Diabetes mellitus (DM) is a major public health challenge, and identifying key risk factors—such as obesity, age, race, and gender—is essential for prevention and targeted intervention. Logistic regression is widely used to estimate associations between such risk factors and binary outcomes, including the presence or absence of diabetes. However, classical maximum likelihood estimation (MLE) can yield unstable results in small samples or in the presence of missing data, quasi-separation, or complete separation. Moreover, healthcare data (e.g., DNA sequences, imaging, patient-reported outcomes, electronic health records, and longitudinal health measurements) are often complex, making standard analytical approaches insufficient (Zeger et al. 2020).
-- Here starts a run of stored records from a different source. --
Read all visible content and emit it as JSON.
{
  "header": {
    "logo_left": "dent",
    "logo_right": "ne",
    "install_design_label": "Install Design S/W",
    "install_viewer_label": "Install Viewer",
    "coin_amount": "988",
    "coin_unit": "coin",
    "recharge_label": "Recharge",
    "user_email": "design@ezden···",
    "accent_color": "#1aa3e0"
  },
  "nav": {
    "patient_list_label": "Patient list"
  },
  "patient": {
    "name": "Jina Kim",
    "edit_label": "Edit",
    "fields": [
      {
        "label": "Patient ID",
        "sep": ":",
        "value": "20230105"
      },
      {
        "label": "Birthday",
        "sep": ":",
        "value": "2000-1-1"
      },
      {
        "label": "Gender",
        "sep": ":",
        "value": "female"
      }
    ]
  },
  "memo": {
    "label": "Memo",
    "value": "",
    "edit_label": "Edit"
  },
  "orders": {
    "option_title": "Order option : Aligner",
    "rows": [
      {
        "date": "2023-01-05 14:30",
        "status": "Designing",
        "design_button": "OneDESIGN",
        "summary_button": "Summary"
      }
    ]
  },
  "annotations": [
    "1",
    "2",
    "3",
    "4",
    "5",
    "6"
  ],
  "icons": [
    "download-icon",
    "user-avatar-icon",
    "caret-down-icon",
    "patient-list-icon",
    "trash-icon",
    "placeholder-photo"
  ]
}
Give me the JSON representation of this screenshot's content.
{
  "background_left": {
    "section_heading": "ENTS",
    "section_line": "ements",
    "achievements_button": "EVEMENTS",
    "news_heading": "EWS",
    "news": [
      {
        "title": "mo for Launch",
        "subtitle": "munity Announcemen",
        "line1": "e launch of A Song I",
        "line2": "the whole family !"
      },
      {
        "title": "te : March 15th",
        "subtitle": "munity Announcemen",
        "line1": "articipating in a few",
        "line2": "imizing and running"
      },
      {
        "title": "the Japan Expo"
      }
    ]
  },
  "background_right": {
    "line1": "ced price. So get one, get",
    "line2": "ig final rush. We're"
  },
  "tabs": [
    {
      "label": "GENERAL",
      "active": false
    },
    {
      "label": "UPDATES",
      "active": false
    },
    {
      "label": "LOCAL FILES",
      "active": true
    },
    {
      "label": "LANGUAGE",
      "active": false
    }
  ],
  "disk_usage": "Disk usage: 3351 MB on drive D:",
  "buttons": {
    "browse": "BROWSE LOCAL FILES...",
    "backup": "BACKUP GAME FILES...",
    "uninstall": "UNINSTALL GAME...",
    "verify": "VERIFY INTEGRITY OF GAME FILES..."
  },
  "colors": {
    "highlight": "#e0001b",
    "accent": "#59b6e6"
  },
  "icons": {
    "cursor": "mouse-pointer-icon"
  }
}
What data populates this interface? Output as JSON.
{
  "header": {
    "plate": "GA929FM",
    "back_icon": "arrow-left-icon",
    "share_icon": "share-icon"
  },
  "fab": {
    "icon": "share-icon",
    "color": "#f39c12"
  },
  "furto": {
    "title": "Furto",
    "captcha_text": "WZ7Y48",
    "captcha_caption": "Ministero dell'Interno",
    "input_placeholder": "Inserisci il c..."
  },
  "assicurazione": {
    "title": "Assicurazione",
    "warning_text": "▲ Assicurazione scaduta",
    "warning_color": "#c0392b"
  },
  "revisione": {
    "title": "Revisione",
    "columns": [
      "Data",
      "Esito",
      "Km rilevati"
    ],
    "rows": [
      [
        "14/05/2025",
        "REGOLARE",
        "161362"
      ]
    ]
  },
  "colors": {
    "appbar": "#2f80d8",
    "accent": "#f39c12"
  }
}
Bayesian hierarchical models, implemented via Markov Chain Monte Carlo (MCMC), provide a framework that integrates prior knowledge and accounts for hierarchical data structures. These models have been successfully applied in predicting patient health status across diseases such as pneumonia, prostate cancer, and mental disorders (Zeger et al. 2020). Compared to frequentist approaches, Bayesian inference naturally quantifies uncertainty and accommodates complex covariate structures, though it remains limited by parametric assumptions.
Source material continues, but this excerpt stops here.